Gamma Knife (GK) radiosurgery is a safe approach to hypothalamic hamartoma, a new study reveals. Specifically, there are no major endocrine side effects observed.

GK, with a mean dose of 17.1±2.3 Gy, was delivered to 34 patients with mean age at surgery of 18.2±11.1 years. The mean BMI of the cohort was 25.1±2.8 kg/m2. GK was a first-line treatment in 32 patients while the remaining two had undergone prior surgeries. The mean time to follow-up after surgery was 3.6±2 years.

One patient experienced a weight gain of around 10 kg following GK surgery; by final evaluation, weight had returned to a level comparable to baseline. Mean BMI after GK surgery was 26.9 kg/m2, and no significant difference in pre- and post-GK BMI was calculated (p=0.59).

There was one case of new pituitary deficiency: thyroid stimulating hormone deficiency diagnosed 2 years after GK surgery and which persisted until 5 years after the procedure.

Two patients had deficiencies in luteinizing hormone (LH)/follicle-stimulating hormone (FSH) levels at baseline and showed no unusual significant changes over the course of the study. No other gonadotroph deficiencies were detected.

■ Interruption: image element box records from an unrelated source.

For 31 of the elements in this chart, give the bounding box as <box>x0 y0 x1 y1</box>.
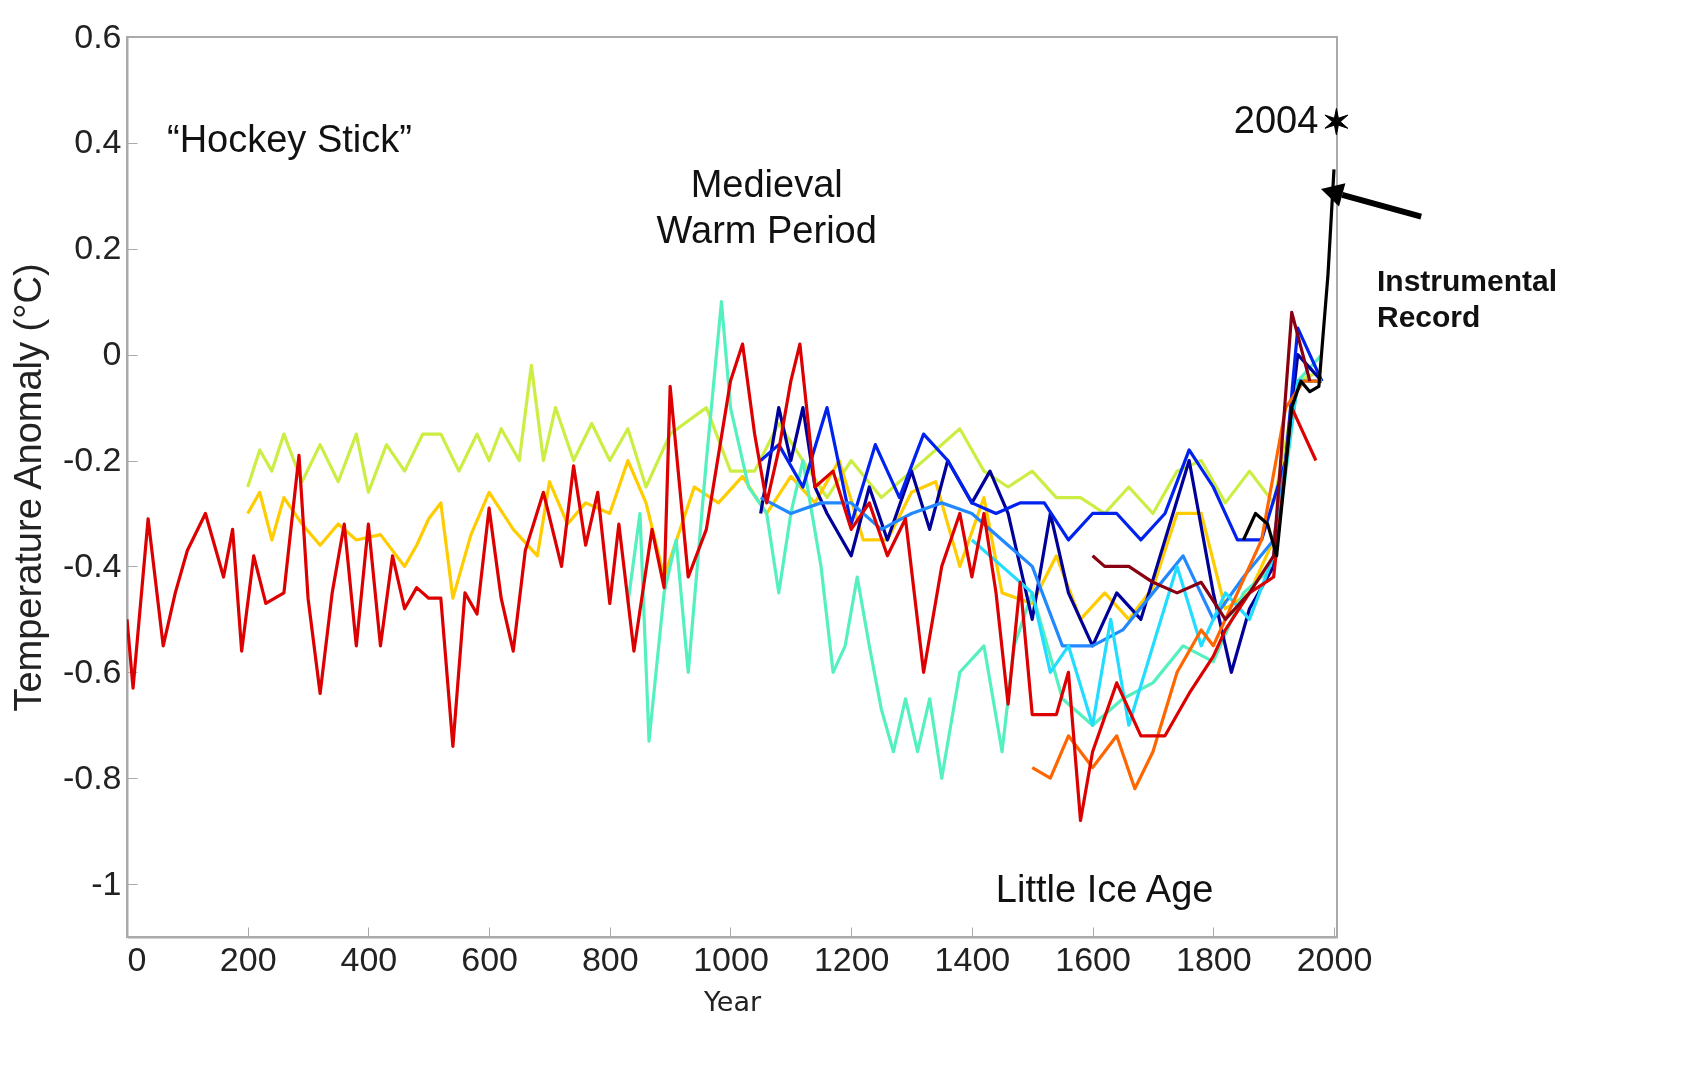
x-tick-label: 1000 <box>693 939 769 978</box>
y-tick-label: 0 <box>102 334 122 373</box>
text: Instrumental Record <box>1377 264 1558 333</box>
x-tick-label: 200 <box>219 939 277 978</box>
x-tick-label: 600 <box>461 939 518 978</box>
y-tick-label: 0.4 <box>74 122 122 161</box>
y-axis-title: Temperature Anomaly (°C) <box>6 263 49 712</box>
x-axis-title: Year <box>702 985 762 1017</box>
line-series <box>1090 310 1312 621</box>
annotation: 2004 <box>1233 98 1319 141</box>
y-tick-label: -0.8 <box>62 757 122 796</box>
annotation: Medieval Warm Period <box>656 163 877 251</box>
annotation: Little Ice Age <box>995 868 1214 910</box>
line-series <box>1030 379 1324 791</box>
x-tick-label: 2000 <box>1296 939 1373 978</box>
x-tick-label: 1800 <box>1175 939 1252 978</box>
y-tick-label: -1 <box>91 863 122 902</box>
x-tick-label: 800 <box>581 939 639 978</box>
y-tick-label: 0.6 <box>74 16 122 55</box>
y-tick-label: 0.2 <box>74 228 122 267</box>
y-tick-label: -0.4 <box>62 545 122 584</box>
line-series <box>1241 167 1336 558</box>
line-series <box>127 342 1318 823</box>
x-tick-label: 400 <box>340 939 398 978</box>
x-tick-label: 1600 <box>1055 939 1131 978</box>
annotation: “Hockey Stick” <box>167 118 412 160</box>
y-tick-label: -0.6 <box>62 651 122 690</box>
x-tick-label: 0 <box>127 939 147 978</box>
x-tick-label: 1400 <box>934 939 1011 978</box>
y-tick-label: -0.2 <box>62 440 122 479</box>
x-tick-label: 1200 <box>813 939 890 978</box>
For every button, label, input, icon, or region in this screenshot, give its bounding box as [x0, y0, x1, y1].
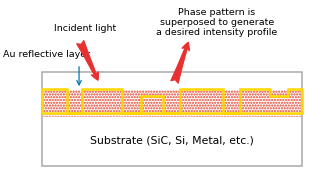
Text: Au reflective layer: Au reflective layer — [3, 50, 90, 59]
FancyBboxPatch shape — [43, 117, 301, 165]
Text: Incident light: Incident light — [54, 24, 117, 33]
Text: Substrate (SiC, Si, Metal, etc.): Substrate (SiC, Si, Metal, etc.) — [90, 135, 254, 145]
FancyBboxPatch shape — [42, 72, 302, 166]
Text: Phase pattern is
superposed to generate
a desired intensity profile: Phase pattern is superposed to generate … — [156, 8, 278, 37]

Similar to baseline, there were no documented deficiencies in adenocorticotropin hormone (ACTH) and growth hormone (GH). No abnormal changes in prolactin, sodium and diuresis were observed.

Participants with hypothalamic hamartoma and who had endocrinologic follow-up of at least 2 years after treatment were included. Evaluations were at 3 months and 2 years after GK. Among the information retrieved from records were radiosurgical parameters, hamartoma characteristics, anthropometric measurements and endocrinologic evaluation results.